Researchers at Edith Cowan University have developed software to quickly analyze bone density scans to detect abdominal aortic calcification (AAC), a predictor of cardiovascular events and other health risks. The software processes images with up to 80% agreement with experts, revolutionizing early disease detection in routine clinical practice.
Bone density scans can now quickly identify cardiovascular health risk indicators. With artificial intelligence, we will soon be able to predict our future risk of serious health illnesses at the push of a button. Abdominal aortic calcification (AAC) is the deposition of calcium in the wall of the abdominal aorta. It may signal an increased risk of cardiovascular events, including heart attack and stroke.
It can also predict your risk of falls, fractures and dementia later in life. Conveniently, regular bone density machine scans used to detect osteoporosis can also detect AAC. However, highly trained experts are required to analyze the images, and the analysis process can take 5-15 minutes per image.
But researchers from Edith Cowan University's (ECU) School of Science and the School of Medicine and Health Sciences have collaborated to develop software that can analyze scanned images much faster: around 60,000 images a day.
Associate Professor Joshua Lewis, researcher and Heart Foundation Future Leaders Fellow, said this huge increase in efficiency is crucial for widespread use of AAC in research and for helping people avoid health problems later in life.

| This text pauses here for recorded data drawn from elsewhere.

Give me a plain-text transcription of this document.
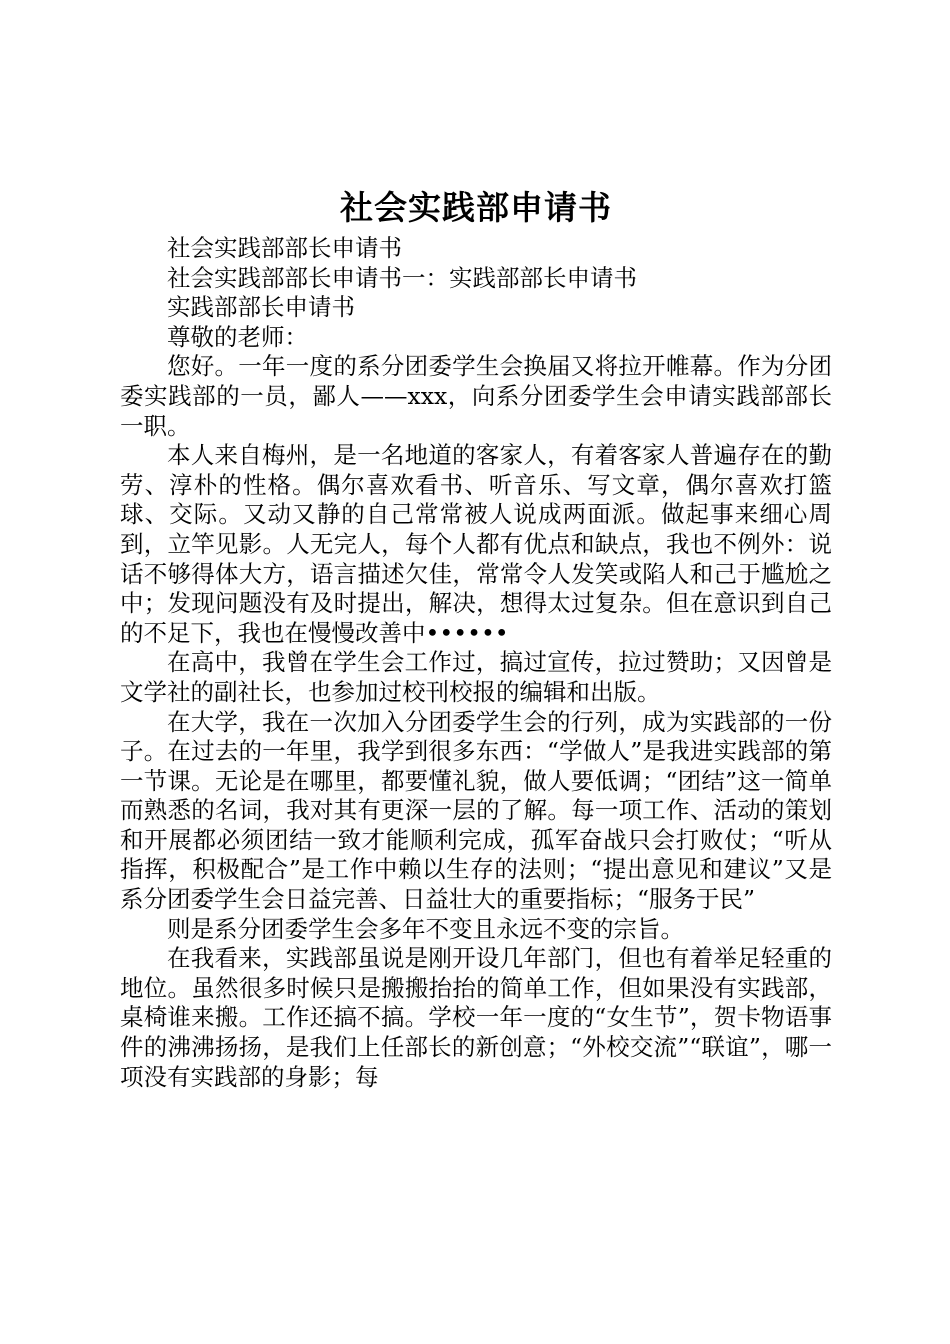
社会实践部申请书

社会实践部部长申请书

社会实践部部长申请书一：实践部部长申请书

实践部部长申请书

尊敬的老师：

您好。一年一度的系分团委学生会换届又将拉开帷幕。作为分团委实践部的一员，鄙人——xxx，向系分团委学生会申请实践部部长一职。

本人来自梅州，是一名地道的客家人，有着客家人普遍存在的勤劳、淳朴的性格。偶尔喜欢看书、听音乐、写文章，偶尔喜欢打篮球、交际。又动又静的自己常常被人说成两面派。做起事来细心周到，立竿见影。人无完人，每个人都有优点和缺点，我也不例外：说话不够得体大方，语言描述欠佳，常常令人发笑或陷人和己于尴尬之中；发现问题没有及时提出，解决，想得太过复杂。但在意识到自己的不足下，我也在慢慢改善中••••••

在高中，我曾在学生会工作过，搞过宣传，拉过赞助；又因曾是文学社的副社长，也参加过校刊校报的编辑和出版。

在大学，我在一次加入分团委学生会的行列，成为实践部的一份子。在过去的一年里，我学到很多东西：“学做人”是我进实践部的第一节课。无论是在哪里，都要懂礼貌，做人要低调；“团结”这一简单而熟悉的名词，我对其有更深一层的了解。每一项工作、活动的策划和开展都必须团结一致才能顺利完成，孤军奋战只会打败仗；“听从指挥，积极配合”是工作中赖以生存的法则；“提出意见和建议”又是系分团委学生会日益完善、日益壮大的重要指标；“服务于民”

则是系分团委学生会多年不变且永远不变的宗旨。

在我看来，实践部虽说是刚开设几年部门，但也有着举足轻重的地位。虽然很多时候只是搬搬抬抬的简单工作，但如果没有实践部，桌椅谁来搬。工作还搞不搞。学校一年一度的“女生节”，贺卡物语事件的沸沸扬扬，是我们上任部长的新创意；“外校交流”“联谊”，哪一项没有实践部的身影；每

"Because these images and automated scoring can be quickly and easily obtained at the time of bone density testing, this may in the future lead to new methods for early cardiovascular disease detection and disease monitoring in routine clinical practice," he said.
The results come from an international collaboration between Edith Cowan University, the University of Western Australia, the University of Minnesota, the University of Southampton, the University of Manitoba, the Marcus Institute on Aging and Hebrew Senior Living Harvard Medical School. This is a truly multidisciplinary global collaboration. While this is not the first algorithm to assess AAC from these images, this study is the largest of its kind, is based on the most commonly used bone density machine model, and is the first to be tested in the real world using images as part of routine bone density testing.
More than 5,000 images were analyzed by the expert and research team's software. After comparing the results, the experts and the software came to the same conclusion about the degree of AAC (low, medium or high) 80% of the time - an impressive number considering this is the first version of the software. Importantly, only 3% of people thought to have high AAC levels were incorrectly diagnosed by the software as having low AAC levels.
Professor Lewis said: "This is noteworthy because these are the people with the most severe disease and the highest risk of fatal and non-fatal cardiovascular events and all-cause mortality. While the accuracy of the software still needs to be improved compared to manual readings, these results were generated by version 1.0 of our algorithm and our latest version has greatly improved the results."
"Automated assessment of the presence and extent of AAC with an accuracy similar to that of imaging experts opens up the possibility of large-scale screening for cardiovascular disease and other diseases - even before someone develops any symptoms. This will enable people at risk to make necessary lifestyle changes earlier and enable them to live healthier later in life."